McGovern graduate student Malinda McPherson goes to extremes to study how the brain unpacks sound.

Brain science in the Bolivian rainforest


Malinda McPherson headshot
Graduate student Malinda McPherson. Photo: Caitlin Cunningham

Malinda McPherson is a graduate student in Josh McDermott‘s lab, studying how people hear pitch (how high or low a sound is) in both speech and music.

To test the extent to which human audition varies across cultures, McPherson travels with the McDermott lab to Bolivia to study the Tsimane’ — a native Amazonian society with minimal exposure to Western culture.

Their most recent study, published in the journal Current Biology, found a striking variation in perception of musical pitch across cultures.

In this Q&A, we ask McPherson what motivates her research and to describe some of the challenges she has experienced working in the Bolivian rainforest. 

What are you working on now?

Right now, I’m particularly excited about a project that involves working with children; we are trying to better understand how the ability to hear pitch develops with age and experience. Difficulty hearing pitch is one of the first issues that most people with poor or corrected hearing find discouraging, so in addition to simply being an interesting basic component of audition, understanding how pitch perception develops may be useful in engineering assistive hearing devices.

How has your personal background inspired your research?

I’ve been an avid violist for over twenty years and still perform with the Chamber Music Society at MIT. When I was an undergraduate and deciding between a career as a professional musician and a career in science, I found a way to merge the two by working as a research assistant in a lab studying musical creativity. I worked in that lab for three years and was completely hooked. My musical training has definitely helped me design a few experiments!

What was your most challenging experience in Bolivia?  Most rewarding?

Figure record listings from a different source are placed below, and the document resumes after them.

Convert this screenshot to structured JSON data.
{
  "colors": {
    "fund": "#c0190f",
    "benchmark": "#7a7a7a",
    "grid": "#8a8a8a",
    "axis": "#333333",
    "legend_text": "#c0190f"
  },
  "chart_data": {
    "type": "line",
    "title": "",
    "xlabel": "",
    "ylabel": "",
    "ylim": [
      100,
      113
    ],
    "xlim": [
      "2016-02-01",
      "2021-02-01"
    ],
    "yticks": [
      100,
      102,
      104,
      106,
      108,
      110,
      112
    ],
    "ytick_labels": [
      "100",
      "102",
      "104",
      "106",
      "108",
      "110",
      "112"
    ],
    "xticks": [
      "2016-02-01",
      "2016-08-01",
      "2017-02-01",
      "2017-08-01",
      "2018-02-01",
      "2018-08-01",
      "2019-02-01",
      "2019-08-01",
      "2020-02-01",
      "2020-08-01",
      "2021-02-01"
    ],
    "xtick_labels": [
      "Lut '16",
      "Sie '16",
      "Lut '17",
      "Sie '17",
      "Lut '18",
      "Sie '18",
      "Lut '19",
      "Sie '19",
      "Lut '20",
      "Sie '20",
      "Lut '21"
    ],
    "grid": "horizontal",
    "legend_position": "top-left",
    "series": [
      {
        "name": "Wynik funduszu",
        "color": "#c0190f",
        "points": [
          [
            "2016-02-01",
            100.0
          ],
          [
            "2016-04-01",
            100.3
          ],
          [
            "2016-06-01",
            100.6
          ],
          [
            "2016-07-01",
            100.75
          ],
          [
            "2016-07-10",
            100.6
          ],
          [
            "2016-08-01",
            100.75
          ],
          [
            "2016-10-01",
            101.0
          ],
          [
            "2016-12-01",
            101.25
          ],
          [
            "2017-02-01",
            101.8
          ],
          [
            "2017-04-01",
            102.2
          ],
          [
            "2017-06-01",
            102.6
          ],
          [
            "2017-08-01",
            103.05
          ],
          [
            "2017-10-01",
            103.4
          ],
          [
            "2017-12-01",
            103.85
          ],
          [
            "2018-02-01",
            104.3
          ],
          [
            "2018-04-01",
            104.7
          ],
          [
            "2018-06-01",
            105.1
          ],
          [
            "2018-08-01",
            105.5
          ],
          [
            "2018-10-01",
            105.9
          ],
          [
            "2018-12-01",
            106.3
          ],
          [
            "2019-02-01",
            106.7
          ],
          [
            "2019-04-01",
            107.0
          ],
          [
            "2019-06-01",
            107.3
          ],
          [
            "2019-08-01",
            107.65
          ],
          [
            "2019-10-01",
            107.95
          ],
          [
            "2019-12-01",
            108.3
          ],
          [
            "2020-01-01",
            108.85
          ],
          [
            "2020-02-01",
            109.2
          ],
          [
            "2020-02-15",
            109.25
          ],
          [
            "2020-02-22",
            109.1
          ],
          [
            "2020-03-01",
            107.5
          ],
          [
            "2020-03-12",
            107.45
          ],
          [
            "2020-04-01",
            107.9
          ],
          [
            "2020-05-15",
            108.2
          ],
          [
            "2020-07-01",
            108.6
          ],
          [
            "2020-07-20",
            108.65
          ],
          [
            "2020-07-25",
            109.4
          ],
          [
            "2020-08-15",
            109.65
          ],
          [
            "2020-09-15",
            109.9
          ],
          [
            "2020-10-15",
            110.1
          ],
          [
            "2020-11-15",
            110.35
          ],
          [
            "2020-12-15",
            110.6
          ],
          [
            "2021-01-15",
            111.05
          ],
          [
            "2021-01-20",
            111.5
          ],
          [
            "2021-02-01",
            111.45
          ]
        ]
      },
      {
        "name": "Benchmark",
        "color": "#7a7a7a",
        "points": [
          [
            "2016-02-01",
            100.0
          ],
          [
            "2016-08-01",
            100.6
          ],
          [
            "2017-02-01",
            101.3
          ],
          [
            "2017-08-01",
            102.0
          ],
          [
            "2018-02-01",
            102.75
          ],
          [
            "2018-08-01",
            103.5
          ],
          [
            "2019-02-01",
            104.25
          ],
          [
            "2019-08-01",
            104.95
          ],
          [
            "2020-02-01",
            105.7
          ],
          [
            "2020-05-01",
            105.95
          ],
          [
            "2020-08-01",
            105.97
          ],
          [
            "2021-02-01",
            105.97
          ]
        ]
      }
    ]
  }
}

The most challenging aspect of our fieldwork in Bolivia is sustaining our intensity over a period of 4-5 weeks.  Every moment is precious, and the pace of work is both exhilarating and exhausting. Despite the long hours of work and travel (by canoe or by truck over very bumpy roads), it is an incredible privilege to meet with and to learn from the Tsimane’. I’ve been picking up some Tsimane’ phrases from the translators with whom we work, and can now have basic conversations with participants and make kids laugh, so that’s a lot of fun. A few children I met my first year greeted me by name when we went back this past year. That was a very special moment!

Translator Manuel Roca Moye (left) with Malinda McPherson and Josh McDermott in a fully loaded canoe. Photo: McDermott lab

What single scientific question do you hope to answer?

I’d be curious to figure out the overlaps and distinctions between how we perceive music versus speech, but I think one of the best aspects of science is that many of the important future questions haven’t been thought of yet!